Am Ende werden auch die Nato-Alliierten Afghanistan sich selbst überlassen müssen. Wird es dann zu Chaos, zum Stammeskrieg, vielleicht sogar zur Aufspaltung kommen? Was kann der Westen schon daran ändern? Die Behauptung, Al Qaida würde wieder über eine ideale Plattform für seine weltweite terroristische Aktivität verfügen, ignoriert die Tatsache, dass die Arroganz der arabischen Freiwilligen, die einst auf Empfehlung der Amerikaner ins Land kamen, bei den Afghanen in schlechter Erinnerung bleibt. Wenn trotzdem die Überlebenden der „Grünen Fremdenlegion“ – vermutlich auch Osama bin Laden – im afghanisch-pakistanischen Grenzgebiet Zuflucht finden, so ist das dem zwingenden Gebot der Gastlichkeit zu verdanken, das im Ehrenkodex der Paschtunen verankert ist.

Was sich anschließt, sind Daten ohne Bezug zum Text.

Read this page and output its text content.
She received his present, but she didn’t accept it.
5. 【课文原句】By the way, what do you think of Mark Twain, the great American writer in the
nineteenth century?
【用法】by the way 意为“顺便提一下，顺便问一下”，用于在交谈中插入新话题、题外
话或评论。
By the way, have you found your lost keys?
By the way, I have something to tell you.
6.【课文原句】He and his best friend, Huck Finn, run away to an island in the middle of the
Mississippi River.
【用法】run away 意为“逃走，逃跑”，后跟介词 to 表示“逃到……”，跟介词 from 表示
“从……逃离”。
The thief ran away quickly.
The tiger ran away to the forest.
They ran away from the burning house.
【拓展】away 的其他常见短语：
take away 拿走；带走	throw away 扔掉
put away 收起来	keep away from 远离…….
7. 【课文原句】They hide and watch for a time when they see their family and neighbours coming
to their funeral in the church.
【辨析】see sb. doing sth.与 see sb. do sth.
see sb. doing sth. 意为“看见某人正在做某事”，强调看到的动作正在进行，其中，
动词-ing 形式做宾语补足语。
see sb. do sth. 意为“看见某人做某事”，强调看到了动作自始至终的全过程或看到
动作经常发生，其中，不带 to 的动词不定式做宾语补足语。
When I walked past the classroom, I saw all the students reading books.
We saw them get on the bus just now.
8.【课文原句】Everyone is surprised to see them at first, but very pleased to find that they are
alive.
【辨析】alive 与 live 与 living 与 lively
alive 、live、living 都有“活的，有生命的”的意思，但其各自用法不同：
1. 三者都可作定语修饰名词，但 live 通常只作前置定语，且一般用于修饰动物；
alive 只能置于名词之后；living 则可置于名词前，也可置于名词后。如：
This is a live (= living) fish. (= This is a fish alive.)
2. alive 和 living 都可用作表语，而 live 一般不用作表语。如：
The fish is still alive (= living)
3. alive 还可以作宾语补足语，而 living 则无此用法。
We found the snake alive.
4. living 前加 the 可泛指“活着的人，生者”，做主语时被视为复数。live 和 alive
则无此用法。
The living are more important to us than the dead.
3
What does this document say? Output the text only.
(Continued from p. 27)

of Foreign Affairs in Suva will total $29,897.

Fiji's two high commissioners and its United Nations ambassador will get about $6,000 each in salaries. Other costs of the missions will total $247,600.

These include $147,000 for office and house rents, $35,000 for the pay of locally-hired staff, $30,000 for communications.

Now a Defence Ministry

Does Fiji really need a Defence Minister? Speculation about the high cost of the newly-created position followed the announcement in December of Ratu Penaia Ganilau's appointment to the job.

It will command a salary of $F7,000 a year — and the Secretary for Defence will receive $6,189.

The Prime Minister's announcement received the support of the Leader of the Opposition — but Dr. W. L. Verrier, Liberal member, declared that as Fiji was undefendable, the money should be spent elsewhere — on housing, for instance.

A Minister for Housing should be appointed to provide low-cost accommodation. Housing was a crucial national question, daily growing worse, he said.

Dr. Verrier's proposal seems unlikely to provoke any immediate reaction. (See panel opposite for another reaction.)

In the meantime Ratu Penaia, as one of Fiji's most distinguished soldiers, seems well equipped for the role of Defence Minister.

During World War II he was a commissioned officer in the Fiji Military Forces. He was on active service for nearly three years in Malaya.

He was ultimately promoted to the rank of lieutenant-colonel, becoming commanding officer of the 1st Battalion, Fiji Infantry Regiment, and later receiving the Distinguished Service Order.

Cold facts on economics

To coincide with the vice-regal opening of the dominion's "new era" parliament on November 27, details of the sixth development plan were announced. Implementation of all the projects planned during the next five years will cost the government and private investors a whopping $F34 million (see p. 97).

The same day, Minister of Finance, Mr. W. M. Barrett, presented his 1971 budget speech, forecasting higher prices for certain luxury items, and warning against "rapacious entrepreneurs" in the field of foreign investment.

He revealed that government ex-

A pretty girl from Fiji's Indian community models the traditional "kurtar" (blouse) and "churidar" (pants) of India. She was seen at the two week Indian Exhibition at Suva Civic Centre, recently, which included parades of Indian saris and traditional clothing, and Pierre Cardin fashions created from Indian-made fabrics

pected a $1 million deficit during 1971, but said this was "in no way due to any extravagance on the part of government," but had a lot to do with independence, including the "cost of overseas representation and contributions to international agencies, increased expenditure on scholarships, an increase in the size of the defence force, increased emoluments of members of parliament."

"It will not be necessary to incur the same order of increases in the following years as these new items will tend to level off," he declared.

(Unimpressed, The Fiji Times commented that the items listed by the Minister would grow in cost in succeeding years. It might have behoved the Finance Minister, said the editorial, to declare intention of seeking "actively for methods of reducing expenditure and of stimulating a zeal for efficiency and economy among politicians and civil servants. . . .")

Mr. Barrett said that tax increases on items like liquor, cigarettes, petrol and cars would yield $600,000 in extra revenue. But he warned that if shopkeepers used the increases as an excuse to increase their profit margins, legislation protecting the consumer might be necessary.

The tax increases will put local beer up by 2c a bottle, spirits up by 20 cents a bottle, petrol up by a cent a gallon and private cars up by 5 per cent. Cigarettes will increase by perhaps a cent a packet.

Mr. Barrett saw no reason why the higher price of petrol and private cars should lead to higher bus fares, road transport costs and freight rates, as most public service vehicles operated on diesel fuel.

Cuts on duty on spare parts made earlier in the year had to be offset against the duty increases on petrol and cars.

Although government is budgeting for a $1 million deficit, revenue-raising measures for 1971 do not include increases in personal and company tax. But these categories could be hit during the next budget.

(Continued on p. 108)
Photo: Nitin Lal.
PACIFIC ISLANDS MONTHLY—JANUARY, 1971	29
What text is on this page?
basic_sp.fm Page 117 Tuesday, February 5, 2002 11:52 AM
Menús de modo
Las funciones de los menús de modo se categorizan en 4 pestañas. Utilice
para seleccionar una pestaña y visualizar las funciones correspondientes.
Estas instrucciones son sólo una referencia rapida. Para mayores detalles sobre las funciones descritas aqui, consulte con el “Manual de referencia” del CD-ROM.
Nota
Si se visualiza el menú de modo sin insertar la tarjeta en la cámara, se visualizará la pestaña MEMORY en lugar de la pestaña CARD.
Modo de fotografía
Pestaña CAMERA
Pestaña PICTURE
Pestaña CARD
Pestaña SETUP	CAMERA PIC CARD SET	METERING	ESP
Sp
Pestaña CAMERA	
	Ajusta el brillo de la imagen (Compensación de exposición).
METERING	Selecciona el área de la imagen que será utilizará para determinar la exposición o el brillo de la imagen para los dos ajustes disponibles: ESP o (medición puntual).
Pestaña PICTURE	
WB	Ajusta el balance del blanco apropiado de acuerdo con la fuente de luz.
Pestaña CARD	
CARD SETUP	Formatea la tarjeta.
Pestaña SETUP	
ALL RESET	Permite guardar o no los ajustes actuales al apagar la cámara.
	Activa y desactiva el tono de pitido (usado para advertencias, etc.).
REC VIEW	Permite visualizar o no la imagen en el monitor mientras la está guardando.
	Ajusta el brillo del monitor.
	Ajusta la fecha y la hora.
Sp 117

Das gleiche Brauchtum schreibt allerdings auch die Blutrache als unerbittliches Gesetz vor, sodass jede Hoffnung, im Umkreis der bombardierten Dörfer die „Herzen und Gemüter“ zu gewinnen, eine Schimäre bleibt.
Natürlich können die rund 3000 Deutschen der Isaf-Truppe nicht überstürzt und ohne Rücksicht auf die Verbündeten aus dem gemeinsamen Einsatz ausscheren. Die Berliner Regierung hat aber lange genug „Feigheit vor dem Freund“ praktiziert. Sie muss endlich von der amerikanischen Führung ernsthaft und zwingend eine Erklärung verlangen, welches ihre langfristige Planung ist und wie sie sich die Weiterführung dieser „mission impossible“ am Hindukusch vorstellt. Sollte das benachbarte Pakistan, das zudem über Atombomben verfügt, in revolutionäre Wirren abgleiten, wird Afghanistan vollends sekundär und allenfalls zu einem Nebenkriegsschauplatz. Wer möchte schon darauf warten, dass die US-Verbände plötzlich und ohne Vorwarnung den Rückzug antreten, wie 1994 nach den Rückschlägen in Mogadischu während der Uno-Aktion in Somalia. Damals musste das Bundeswehr-Kontingent, das in der Nähe der äthiopischen Grenze kampierte, sich beeilen, um rechtzeitig den Einschiffungshafen zu erreichen.

Peter Scholl-Latour war TV-Korrespondent in Krisengebieten. Von ihm erschien „Kampf dem Terror – Kampf dem Islam? Chronik eines unbegrenzten Krieges“ (Propyläen Verlag)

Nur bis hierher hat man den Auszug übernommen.